Recently this newsletter spotlighted the steady growth of podcasts to being the most popular listening platform in terms of daily time spent listening to spoken-word audio, narrowly surpassing AM/FM radio.

Our past insight focused on 13+ Share of Ear® data from the past ten years. Given the popularity of that post, we decided to dig a bit deeper and look at how these figures differ among various age groups.

Among Americans 13+, 40% of time spent with spoken-word audio is spent listening to podcasts; 39% is spent listening to AM/FM radio (including AM/FM streams), the historic spoken-word listening leader.

Spoken-word listening time among Americans 13-34 is dominated by podcasts, with 53% of time being spent with that specific platform, versus 23% of time going to AM/FM radio. Radio does rebound among 35–54-year-olds but still falls short with 47% of their spoken-word listening time going to podcasts and 35% going to AM/FM radio. Our story completely changes among Americans ages 55+, who spend the majority of their spoken-word listening time with AM/FM radio, at 55%, and less than one-quarter of their time with podcasts at 22%.

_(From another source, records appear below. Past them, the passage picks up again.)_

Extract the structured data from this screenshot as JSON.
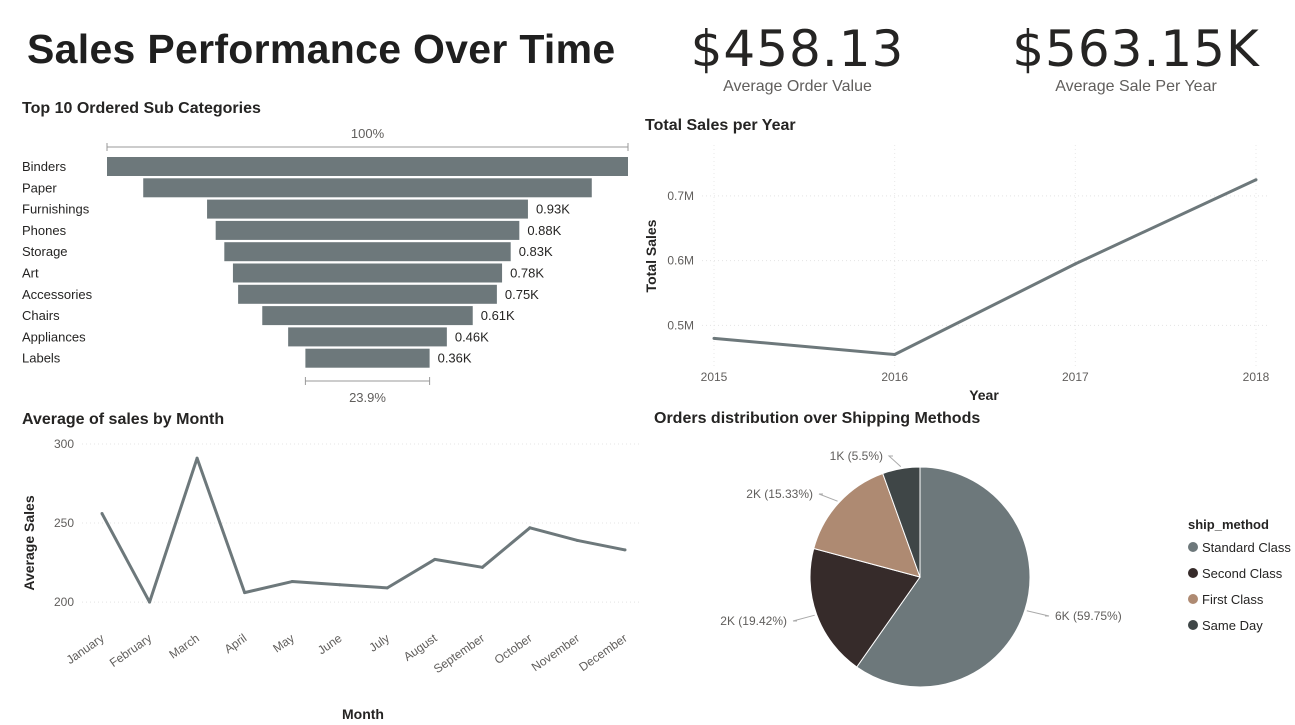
{
  "title": "Sales Performance Over Time",
  "kpis": [
    {
      "value": "$458.13",
      "label": "Average Order Value"
    },
    {
      "value": "$563.15K",
      "label": "Average Sale Per Year"
    }
  ],
  "chart_data": [
    {
      "type": "bar",
      "subtype": "funnel",
      "title": "Top 10 Ordered Sub Categories",
      "top_label": "100%",
      "bottom_label": "23.9%",
      "categories": [
        "Binders",
        "Paper",
        "Furnishings",
        "Phones",
        "Storage",
        "Art",
        "Accessories",
        "Chairs",
        "Appliances",
        "Labels"
      ],
      "values": [
        1.51,
        1.3,
        0.93,
        0.88,
        0.83,
        0.78,
        0.75,
        0.61,
        0.46,
        0.36
      ],
      "data_labels": [
        "",
        "",
        "0.93K",
        "0.88K",
        "0.83K",
        "0.78K",
        "0.75K",
        "0.61K",
        "0.46K",
        "0.36K"
      ],
      "color": "#6d787b"
    },
    {
      "type": "line",
      "title": "Total Sales per Year",
      "xlabel": "Year",
      "ylabel": "Total Sales",
      "x": [
        "2015",
        "2016",
        "2017",
        "2018"
      ],
      "values": [
        0.48,
        0.455,
        0.595,
        0.725
      ],
      "yticks": [
        "0.5M",
        "0.6M",
        "0.7M"
      ],
      "ytick_values": [
        0.5,
        0.6,
        0.7
      ],
      "ylim": [
        0.445,
        0.74
      ],
      "color": "#6d787b"
    },
    {
      "type": "line",
      "title": "Average of sales by Month",
      "xlabel": "Month",
      "ylabel": "Average Sales",
      "x": [
        "January",
        "February",
        "March",
        "April",
        "May",
        "June",
        "July",
        "August",
        "September",
        "October",
        "November",
        "December"
      ],
      "values": [
        256,
        200,
        291,
        206,
        213,
        211,
        209,
        227,
        222,
        247,
        239,
        233
      ],
      "yticks": [
        "200",
        "250",
        "300"
      ],
      "ytick_values": [
        200,
        250,
        300
      ],
      "ylim": [
        195,
        300
      ],
      "color": "#6d787b"
    },
    {
      "type": "pie",
      "title": "Orders distribution over Shipping Methods",
      "legend_title": "ship_method",
      "legend": "right",
      "slices": [
        {
          "name": "Standard Class",
          "value": 59.75,
          "label": "6K (59.75%)",
          "color": "#6d787b"
        },
        {
          "name": "Second Class",
          "value": 19.42,
          "label": "2K (19.42%)",
          "color": "#362b2a"
        },
        {
          "name": "First Class",
          "value": 15.33,
          "label": "2K (15.33%)",
          "color": "#ae8a72"
        },
        {
          "name": "Same Day",
          "value": 5.5,
          "label": "1K (5.5%)",
          "color": "#3f4647"
        }
      ]
    }
  ]
}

percent of daily spoken word audio time spent with am fm radio and podcasts by age

The dominance of podcast listening among younger age cohorts can certainly be attributed to their preference for on-demand content that also includes visual elements, qualities specific to podcasts and not radio. AM/FM radio carries a wide variety of spoken-word offerings, ranging from sports play-by-play and sports talk, NPR programming, news and entertainment talk shows, to political talk.

Share of Ear® tracks other spoken-word audio sources including SiriusXM and audiobooks, but this particular analysis is just for AM/FM and podcasts. Products like Share of Ear® and Edison Podcast Metrics™ measure consumption of both video and audio-only podcasts.